Savient Pharmaceuticals Inc. has halted its Phase II trial for Prosaptide after an interim analysis indicated the product would not reach its analgesia efficacy endpoint.

East Brunswick, N.J.-based Savient was conducting a dose-ranging trial designed to test the safety and analgesic efficacy of Prosaptide in HIV/AIDS patients with peripheral neuropathic pain. A Data and Safety Monitoring Board (DSMB) recommended that the company terminate the trial due to the unlikelihood of attaining statistical significance.

"We have already taken the decision to follow the recommendation of the DSMB and terminate the study. We also were about to start an open-label extension and we decided to abort that," said Zeb Horowitz, chief medical officer of Savient. "I want to make very clear that DSMB did not identify any safety issues. We did not stop because of a safety problem."

The DSMB met in Boston in late February to discuss the results of the interim analysis of unblinded study data conducted by the Center of Biostatistics AIDS Research at the Harvard School of Public Health.
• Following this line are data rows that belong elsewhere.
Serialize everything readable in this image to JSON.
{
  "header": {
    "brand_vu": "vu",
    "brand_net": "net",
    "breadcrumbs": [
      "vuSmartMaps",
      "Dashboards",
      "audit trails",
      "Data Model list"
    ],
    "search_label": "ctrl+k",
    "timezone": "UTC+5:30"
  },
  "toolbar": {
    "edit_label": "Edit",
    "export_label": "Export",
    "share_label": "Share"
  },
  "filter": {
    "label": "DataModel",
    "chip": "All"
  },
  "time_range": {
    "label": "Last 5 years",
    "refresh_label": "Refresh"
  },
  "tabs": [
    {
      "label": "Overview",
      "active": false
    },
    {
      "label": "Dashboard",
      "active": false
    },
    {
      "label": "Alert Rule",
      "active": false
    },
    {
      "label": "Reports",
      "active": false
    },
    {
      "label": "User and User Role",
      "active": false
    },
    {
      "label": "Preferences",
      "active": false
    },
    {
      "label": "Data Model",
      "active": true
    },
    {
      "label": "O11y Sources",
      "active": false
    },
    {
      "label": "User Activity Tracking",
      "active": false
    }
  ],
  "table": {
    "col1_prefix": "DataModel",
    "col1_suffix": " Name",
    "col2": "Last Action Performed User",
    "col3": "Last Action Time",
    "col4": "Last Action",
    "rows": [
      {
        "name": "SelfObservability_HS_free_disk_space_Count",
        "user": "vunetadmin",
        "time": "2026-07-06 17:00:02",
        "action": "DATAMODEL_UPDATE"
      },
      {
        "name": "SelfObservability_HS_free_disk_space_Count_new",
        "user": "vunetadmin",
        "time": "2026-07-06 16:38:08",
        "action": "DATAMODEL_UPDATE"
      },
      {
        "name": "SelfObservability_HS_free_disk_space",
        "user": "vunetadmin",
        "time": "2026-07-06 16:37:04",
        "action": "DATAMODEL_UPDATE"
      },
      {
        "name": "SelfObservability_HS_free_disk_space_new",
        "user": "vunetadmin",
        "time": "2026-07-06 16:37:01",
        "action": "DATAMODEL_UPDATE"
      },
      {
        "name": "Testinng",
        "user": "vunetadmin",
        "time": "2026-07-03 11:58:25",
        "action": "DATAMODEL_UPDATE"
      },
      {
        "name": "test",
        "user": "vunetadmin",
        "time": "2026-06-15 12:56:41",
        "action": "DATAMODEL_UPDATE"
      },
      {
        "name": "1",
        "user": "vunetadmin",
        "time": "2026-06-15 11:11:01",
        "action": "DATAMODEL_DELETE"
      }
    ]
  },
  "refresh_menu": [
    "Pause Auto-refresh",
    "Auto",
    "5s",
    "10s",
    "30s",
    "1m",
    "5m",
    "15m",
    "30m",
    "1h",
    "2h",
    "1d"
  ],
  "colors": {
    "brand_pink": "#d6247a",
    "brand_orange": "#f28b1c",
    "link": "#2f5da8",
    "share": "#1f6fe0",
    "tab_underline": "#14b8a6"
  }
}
At the time, the board requested further information to clarify the results.

On Thursday, Savient received the recommendation for termination.

"At this point I don't know if it's simply a matter that the drug didn't show efficacy," Horowitz told BioWorld Today. "I don't know what the placebo group looks like. I don't know if it was a flaw in the study."
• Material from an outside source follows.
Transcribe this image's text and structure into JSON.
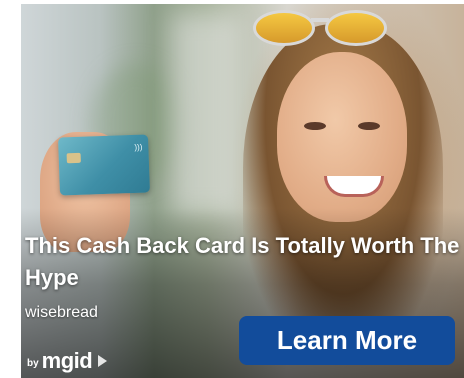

Data from about 213 patients were included in the randomized analysis. The trial started in September 2003, following a meeting several months earlier with the Neurologic AIDS Research Consortium. It was scheduled for completion by the end of the summer. The Phase II was the only human study under way of Prosaptide, which also is the subject of preclinical toxicology and pharmacology studies. If the Phase II had been successful, it would have been an important component in the decision to move into a Phase III program.

"This study was a dose-ranging study assessing the effect of the product in analgesia," Horowitz said. "It was not designed and could not, in fact, say anything about the drug's effect on underlying neuropathies."

Savient gained Prosaptide, a peptide derived from the human nerve growth protein prosaposin, in 2001 through its $35 million acquisition of Myelos Corp., of San Diego. At that time, Savient was called Bio-Technology General Corp. It changed its name in June 2003. (See BioWorld Today, Feb. 23, 2001.)

Horowitz said Savient will ask all patients involved in the Phase II Prosaptide trial to come in for their final visits. Researchers will gather data and do a final analysis of information, including data from up to 30 patients that were not included in the interim analysis. The company will present the data to external experts who will advise Savient on whether to pursue alternative analgesia indications, or to further explore Prosaptide in treating peripheral neuropathy in HIV/AIDS and other diseases.

"I would hope within the third quarter we would have an external panel review of the total data set," Horowitz said.

Aside from Prosaptide, Savient is developing Puricase, a polyethylene glycol conjugate of recombinant porcine uricase, to treat refractory gout. The company has completed a Phase II study and expects to meet with the FDA before the end of summer. It could start a Phase III trial in the fall.

Savient already markets in the U.S. Oxandrin to promote weight gain following surgery, infection or trauma, and Delatestryl for conditions associated with a deficiency or absence of endogenous testosterone.

It could have a third product on the market soon. In December, Savient filed for regulatory clearance of Soltamox, an oral liquid solution of tamoxifen to treat hormonally sensitive breast cancer. (See BioWorld Today, Jan. 7, 2005.)

"We're hoping to get approval for that by the end of this year," Horowitz said.

Savient's stock (NASDAQ:SVNT) rose 10 cents Friday to close at $2.64.